= Azores–Gibraltar transform fault =

Geological feature in the Atlantic Ocean

The Azores–Gibraltar transform fault (AGFZ), also called a fault zone and a fracture zone, is a major seismic zone in the eastern Atlantic Ocean between the Azores and the Strait of Gibraltar. It is the product of the complex interaction between the African, Eurasian, and Iberian plates. Since the beginning of seismological records in the 1700s, the AGFZ has produced the following large-magnitude earthquakes and accompanying tsunamis: 1755 Lisbon, 1761 Lisbon, 1816 North Atlantic, 1941 Gloria Fault earthquake, 1969 Horseshoe and 1975.

==Geologic setting==
Forming the Atlantic segment of the boundary between the African and Eurasian plates, the AGFZ is largely dominated by compressional forces between these converging plates, resulting in subduction of 3.8to 5.5mm/yr (in/yr), but it is subject to a dynamic tectonic regime that also involves extension and transform faulting. The oceanic lithosphere in the area is directly related to the opening of the North Atlantic Ocean and is one of the oldest preserved on Earth.

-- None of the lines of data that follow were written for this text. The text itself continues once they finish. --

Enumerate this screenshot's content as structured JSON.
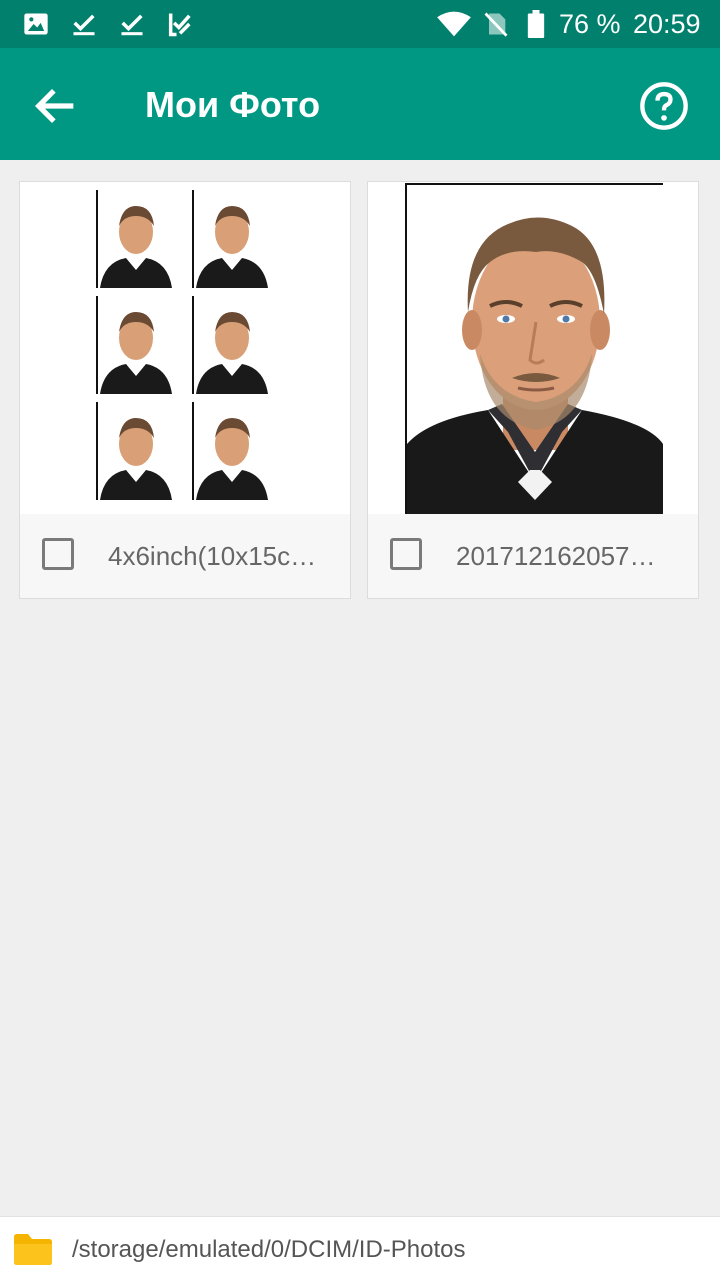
{
  "status_bar": {
    "icons": [
      "image-icon",
      "download-done-icon",
      "download-done-icon",
      "checklist-icon",
      "wifi-icon",
      "no-sim-icon",
      "battery-icon"
    ],
    "battery_percent": "76 %",
    "time": "20:59"
  },
  "app_bar": {
    "title": "Мои Фото",
    "back_icon": "arrow-back-icon",
    "help_icon": "help-circle-icon"
  },
  "photos": [
    {
      "file_name": "4x6inch(10x15c…",
      "checked": false,
      "thumbnail": "sheet-of-six-portrait-photos"
    },
    {
      "file_name": "201712162057…",
      "checked": false,
      "thumbnail": "single-portrait-photo"
    }
  ],
  "footer": {
    "folder_icon": "folder-icon",
    "path": "/storage/emulated/0/DCIM/ID-Photos"
  },
  "colors": {
    "status_bar": "#00806d",
    "app_bar": "#009883",
    "background": "#efefef",
    "folder": "#f5b400"
  }
}
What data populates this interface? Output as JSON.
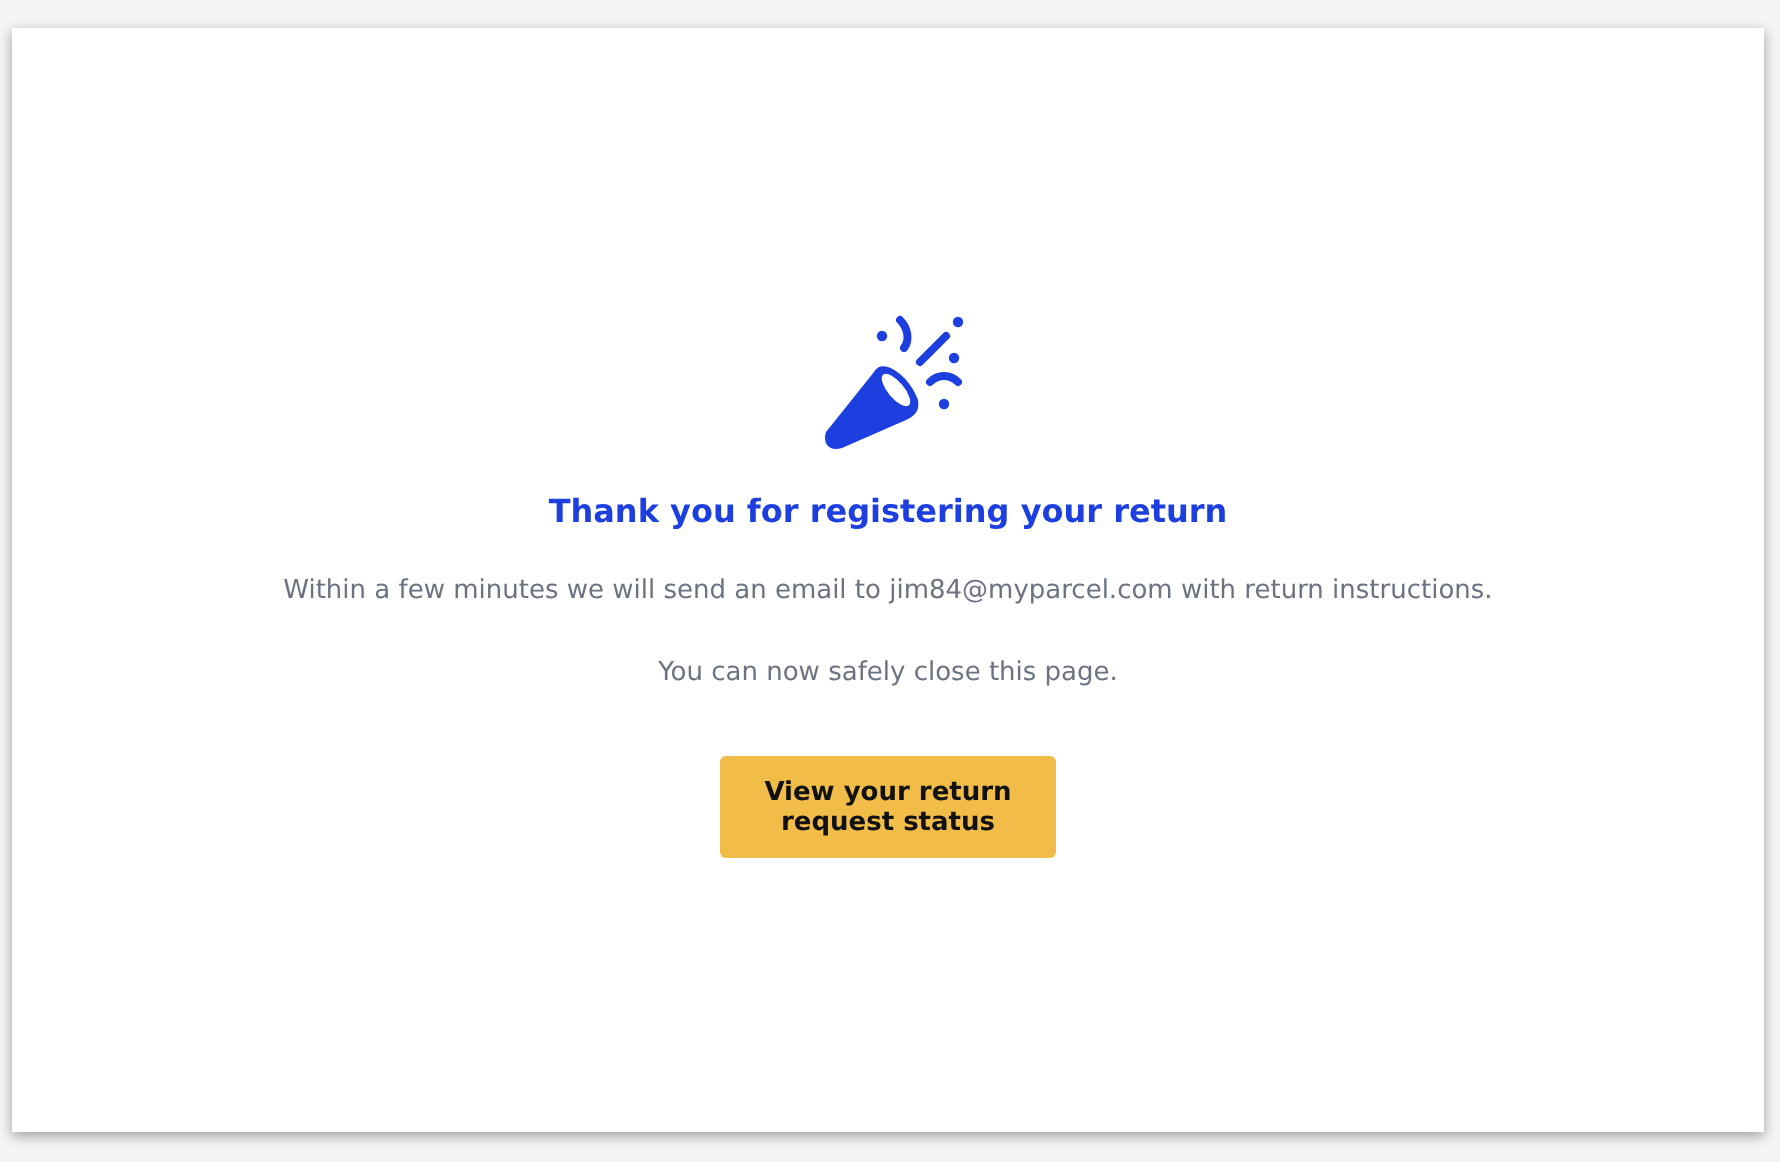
{
  "title": "Thank you for registering your return",
  "message": "Within a few minutes we will send an email to jim84@myparcel.com with return instructions.",
  "note": "You can now safely close this page.",
  "button": "View your return request status"
}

The western end of the AGFZ, the Azores triple junction on the Mid-Atlantic Ridge (MAR), is where the North American, African, and Eurasian plates meet. Spreading in the MAR is faster south of the AGFZ than north of it, which results in a transcurrent movement along the AGFZ at about 4 mm/yr. The eastern segment of the fault is complex and characterised by a series of seamounts and ridges separating the Tores and Horseshoe abyssal plains. The active compressional deformation in this segment is an extremely rare example of compression between two oceanic lithospheres.

==Plate tectonics==
The Atlantic Ocean is surrounded by passive margins with the exception of three subduction zones: the Lesser Antilles Arc in the Caribbean, the Scotia Arc in the South Atlantic, and the Gibraltar Arc in the western Mediterranean. The Gibraltar Arc is propagating westward into the Atlantic over an east-dipping oceanic slab (one of the remainders of the Tethys Ocean). This subduction/back-arc basin system is developing in front of the Alboran Block (under the Alboran Sea) at a rate faster than that of the Africa-Iberia convergence. Consequently, this area is a rare case of a passive margin slowly being transformed into an active margin. The extension of this subduction system, known as the "allochthonous unit of the Gulf of Cadiz" (AUGC), marks the continuing propagation of the Alpide belt into the Atlantic along the AGFZ. In the context of the Wilson Cycle, this suggests that the beginning of the closure of the Atlantic is taking place in front of the three Atlantic subduction zones.